If you know your history there is one simple historical fact: Black Americans in history have been the most revolutionary and progressive group of Americans, whose’ lived experience in history sharply critiques and debates the fundamentals of the current USA system which is built on racism, an unequal capitalism, and a facade democracy. That is why when American children learn of historical Black Americans they get the cupcake and sprinkles version: because to truly display and teach what Black Americans were in history, this would embolden American students with the reality that Americans like them have power. It would give American children role models to combat the problems of today by knowing the true nature of these historical Americans’ lives – to know without any manipulation exactly what they were fighting against just by being American and Black.

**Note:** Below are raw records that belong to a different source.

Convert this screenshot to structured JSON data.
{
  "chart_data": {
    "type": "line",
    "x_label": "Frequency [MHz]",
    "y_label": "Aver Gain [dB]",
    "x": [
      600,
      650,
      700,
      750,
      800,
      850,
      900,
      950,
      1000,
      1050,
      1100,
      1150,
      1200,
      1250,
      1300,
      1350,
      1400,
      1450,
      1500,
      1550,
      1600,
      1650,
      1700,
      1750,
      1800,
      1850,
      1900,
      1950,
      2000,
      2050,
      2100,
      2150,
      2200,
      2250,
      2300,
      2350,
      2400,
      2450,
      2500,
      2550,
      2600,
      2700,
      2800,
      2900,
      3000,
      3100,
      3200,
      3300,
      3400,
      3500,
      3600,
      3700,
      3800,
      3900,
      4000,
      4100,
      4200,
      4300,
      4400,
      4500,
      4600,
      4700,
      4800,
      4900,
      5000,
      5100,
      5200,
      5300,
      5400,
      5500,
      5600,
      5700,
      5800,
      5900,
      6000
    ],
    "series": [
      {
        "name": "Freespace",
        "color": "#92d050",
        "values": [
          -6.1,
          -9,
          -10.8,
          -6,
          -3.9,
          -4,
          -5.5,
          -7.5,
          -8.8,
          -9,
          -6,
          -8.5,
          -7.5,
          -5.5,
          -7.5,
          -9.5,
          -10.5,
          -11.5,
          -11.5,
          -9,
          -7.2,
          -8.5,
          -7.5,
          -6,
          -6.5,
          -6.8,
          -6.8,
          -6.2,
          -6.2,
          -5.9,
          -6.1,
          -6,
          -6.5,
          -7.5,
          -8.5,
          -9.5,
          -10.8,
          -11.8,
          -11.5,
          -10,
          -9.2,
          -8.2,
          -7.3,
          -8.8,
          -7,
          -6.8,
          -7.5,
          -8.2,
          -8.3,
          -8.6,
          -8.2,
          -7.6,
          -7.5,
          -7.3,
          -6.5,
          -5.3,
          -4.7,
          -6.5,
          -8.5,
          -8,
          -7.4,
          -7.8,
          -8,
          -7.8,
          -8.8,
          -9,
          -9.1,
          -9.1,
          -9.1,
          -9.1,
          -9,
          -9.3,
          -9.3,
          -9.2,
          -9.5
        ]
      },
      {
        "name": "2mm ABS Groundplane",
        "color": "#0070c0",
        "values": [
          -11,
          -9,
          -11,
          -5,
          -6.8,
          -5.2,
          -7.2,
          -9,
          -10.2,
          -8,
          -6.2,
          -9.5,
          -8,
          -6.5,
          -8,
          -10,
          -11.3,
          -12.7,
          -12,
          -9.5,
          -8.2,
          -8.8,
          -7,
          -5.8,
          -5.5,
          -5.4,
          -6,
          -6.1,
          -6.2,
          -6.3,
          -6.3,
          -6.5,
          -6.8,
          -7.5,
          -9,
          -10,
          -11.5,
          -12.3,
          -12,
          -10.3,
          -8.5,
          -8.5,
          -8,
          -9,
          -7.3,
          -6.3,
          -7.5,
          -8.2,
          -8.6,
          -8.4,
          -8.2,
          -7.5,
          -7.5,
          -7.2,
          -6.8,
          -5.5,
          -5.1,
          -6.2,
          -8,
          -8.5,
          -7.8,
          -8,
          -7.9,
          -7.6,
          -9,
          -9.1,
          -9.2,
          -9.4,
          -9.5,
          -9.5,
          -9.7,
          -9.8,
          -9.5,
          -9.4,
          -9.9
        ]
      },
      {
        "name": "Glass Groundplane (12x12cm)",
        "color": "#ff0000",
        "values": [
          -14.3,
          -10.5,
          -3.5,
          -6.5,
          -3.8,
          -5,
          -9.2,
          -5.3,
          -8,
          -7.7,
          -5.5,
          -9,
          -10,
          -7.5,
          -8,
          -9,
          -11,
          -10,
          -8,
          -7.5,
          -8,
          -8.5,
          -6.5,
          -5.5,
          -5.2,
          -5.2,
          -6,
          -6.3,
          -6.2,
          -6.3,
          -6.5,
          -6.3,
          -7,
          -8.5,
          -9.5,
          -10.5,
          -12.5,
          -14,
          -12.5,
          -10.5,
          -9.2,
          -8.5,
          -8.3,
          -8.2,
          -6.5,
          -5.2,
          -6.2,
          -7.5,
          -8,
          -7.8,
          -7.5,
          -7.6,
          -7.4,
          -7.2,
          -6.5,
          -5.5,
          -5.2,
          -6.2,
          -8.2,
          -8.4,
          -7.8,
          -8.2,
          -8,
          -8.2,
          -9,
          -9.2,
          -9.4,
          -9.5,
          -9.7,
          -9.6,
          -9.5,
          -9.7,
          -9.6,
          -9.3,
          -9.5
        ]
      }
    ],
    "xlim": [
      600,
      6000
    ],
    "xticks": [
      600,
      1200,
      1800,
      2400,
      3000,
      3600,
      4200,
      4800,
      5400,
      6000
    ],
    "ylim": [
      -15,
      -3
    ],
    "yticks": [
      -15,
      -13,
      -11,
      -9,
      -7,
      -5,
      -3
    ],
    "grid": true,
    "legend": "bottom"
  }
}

To say it more simply, to teach real Black American history, the education system would have to also deeply explore what Black Americans fought against in the past (and today). This is why a superficial history of Black Americans’ in schools are taught: because actually educating on Black’s real history and impact as Americans would educate all American youth to know what the problems are and give them conceptual tools rooted in material reality. The current curriculum might have worked and had impact in the 1960s, but there is just too much more about historical Black Americans to focus on and needed right now. Don’t buy this argument? Well think about this then – why the f**k is everyone in (mostly white) Hollywood circle jerking over a movie like ’12 years a slave’ when they could have made a movie about Frederick Douglass and what he did revolutionizing intelligent protest in the USA? Ponder that. If a movie were made on Frederick Douglass’s life and philosophy, which movie do you think would be more meaningful in contemporary society?